Adding this causes the zeebe gateway pod to not be created at all.
Removing it creates the pod again, strange.

@anonymousbadger - that’s quite strange … there are no errors in the deployment logs?

As it was being deployed through CI and failing anyway due to other pods not starting I couldn’t see them, but digging in it was because it’s set to an int but was expecting a string.

Deploying with that gives the same issue, same error.

Caused by: java.util.concurrent.RejectedExecutionException: Thread limit exceeded replacing blocked worker

Hi @anonymousbadger - unfortunately this has gone beyond my knowledge, so I’ve asked our engineers to take a peek; no guarantee on a response time though. In the mean time, when you’re doing a deployment, are you tearing down the previous environment (including PVCs)? If not, could you try this?

Yes everything is being removed, entire namespace is deleted also.

Thanks, if they need any direct contact they can reach me on my email tied to this forum account.

Any updates on this one?

Hi @anonymousbadger - unfortunately not. I’ve asked again to see if I can get some additional assistance.

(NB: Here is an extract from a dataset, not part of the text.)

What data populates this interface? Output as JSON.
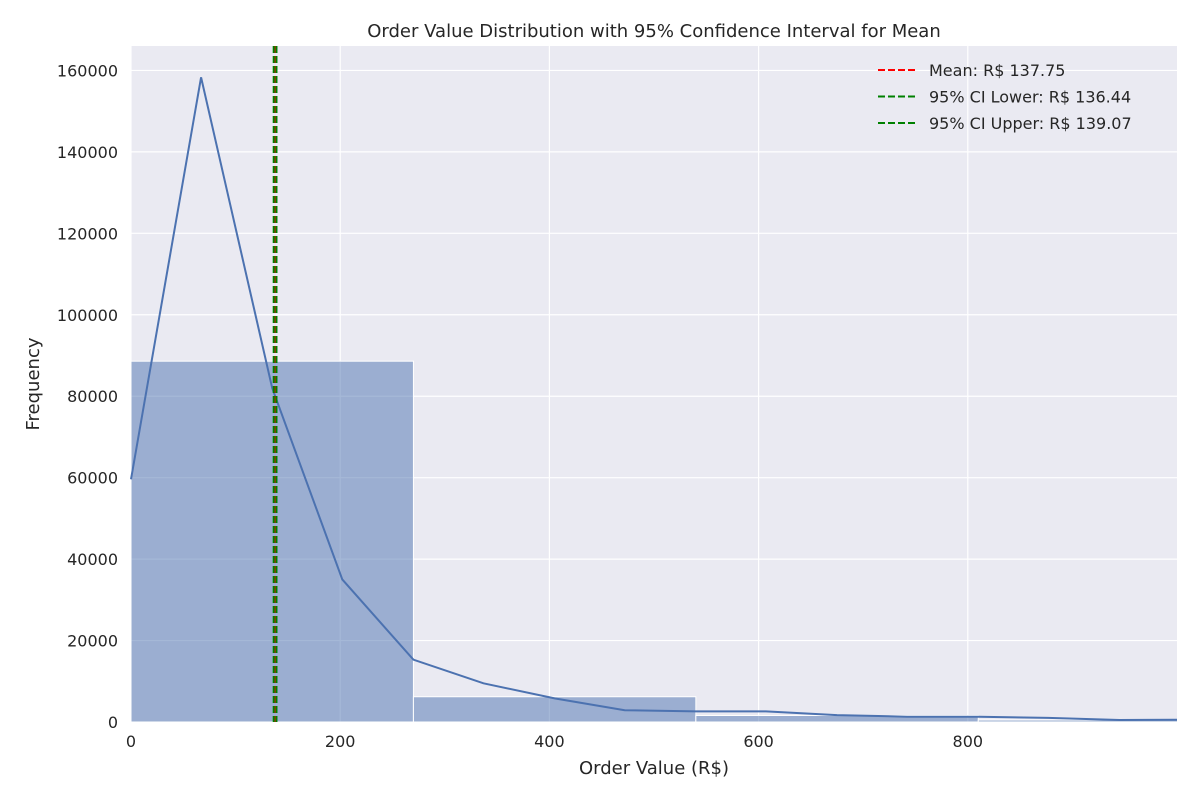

Are you, or your company, currently looking into an enterprise license for Camunda? Another option would be to engage our support team if you already have a license.

@anonymousbadger - I have what I think might have the answer! Our engineers suggest upgrading to Zeebe 8.5.6. See this GitHub issue: gRPC thread pool saturated by blocked Identity calls · Issue #18697 · camunda/camunda · GitHub

To upgrade to Zeebe 8.5.6, you will need to use the v10.3.2 Helm charts (docs reference).

Try that, let me know if you have the same error, new errors, or if it works!!